Ho sognato che guardavo un cielo viola, sotto al quale danzavano ombre di pini al tramonto. Provavo a fotografarlo ma cambiava continuamente, non riuscivo a catturare i colori; quel cielo diventava tutto d’oro, e poi rosa, con nuvole incredibili, rimanendo sempre bellissimo. La cosa più stupefacente era che vicini c’erano luna e sole, e potevo guardarli insieme, a poca distanza. Due sfere luminose armoniche nello stesso spicchio visivo, senza raggi.
Abbraccio il tutto con lo sguardo. C’è una bambina con me. È la mia? Sono io? La tengo a me.
Dicono che i sogni vadano sentiti, e non interpretati. Bisogna lasciare a tutti la possibilità di sentire, e mi sa che questa è la cosa più complicata.
Ogni parola allora diventa superflua. Si dovrebbe ascoltare il silenzio dell’altro, essere empatici, tentando di sentire se si prova rispondenza in quel suo essere.
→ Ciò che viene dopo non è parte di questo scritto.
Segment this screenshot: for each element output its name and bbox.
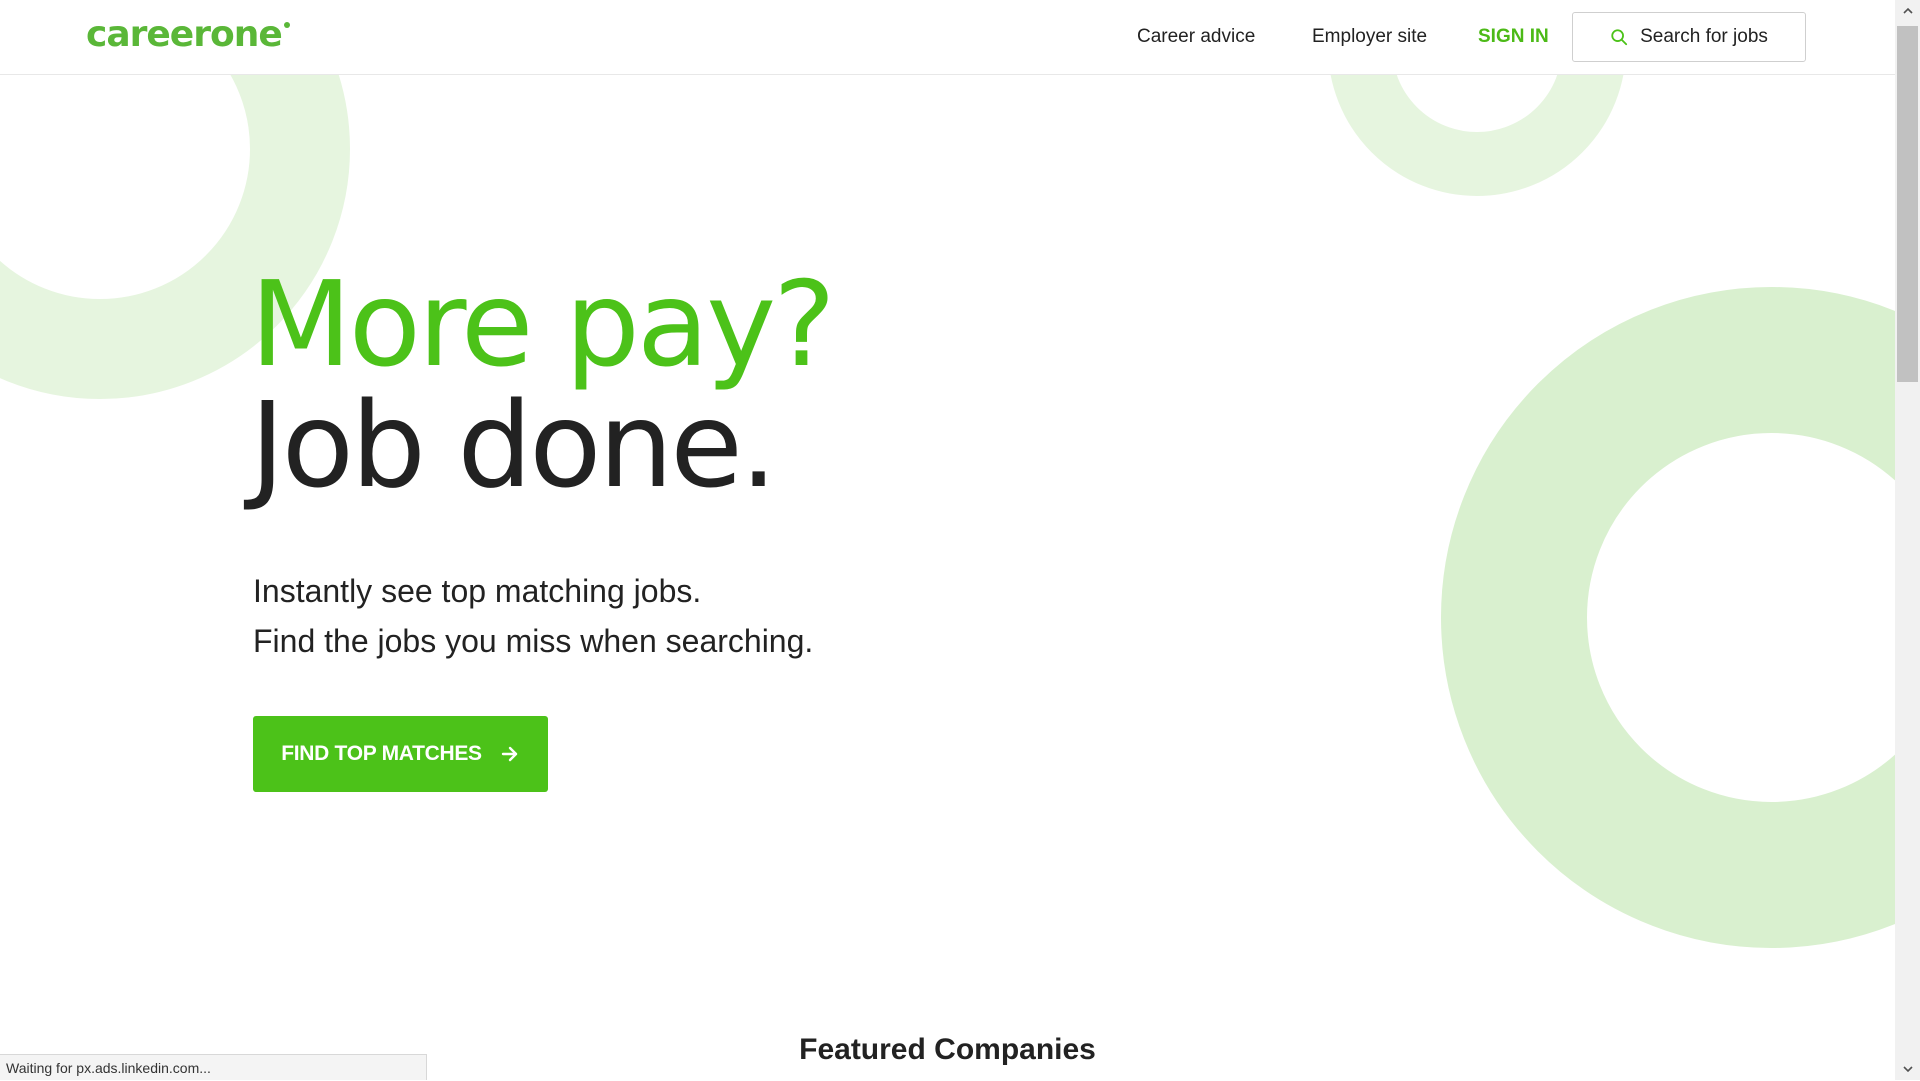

Al sole e alla luna, al cielo completo, al silenzio denso, alle pause, al ritmo, alla speranza. Volgo lo sguardo al quadro che in cui tutto è. E tutto m’appartiene, anche se non lo fermo. Tengo qualcuno di bello a me, o solo e per fortuna me stessa, mora e piccola.
Brevi pensieri post cielo apocalittico.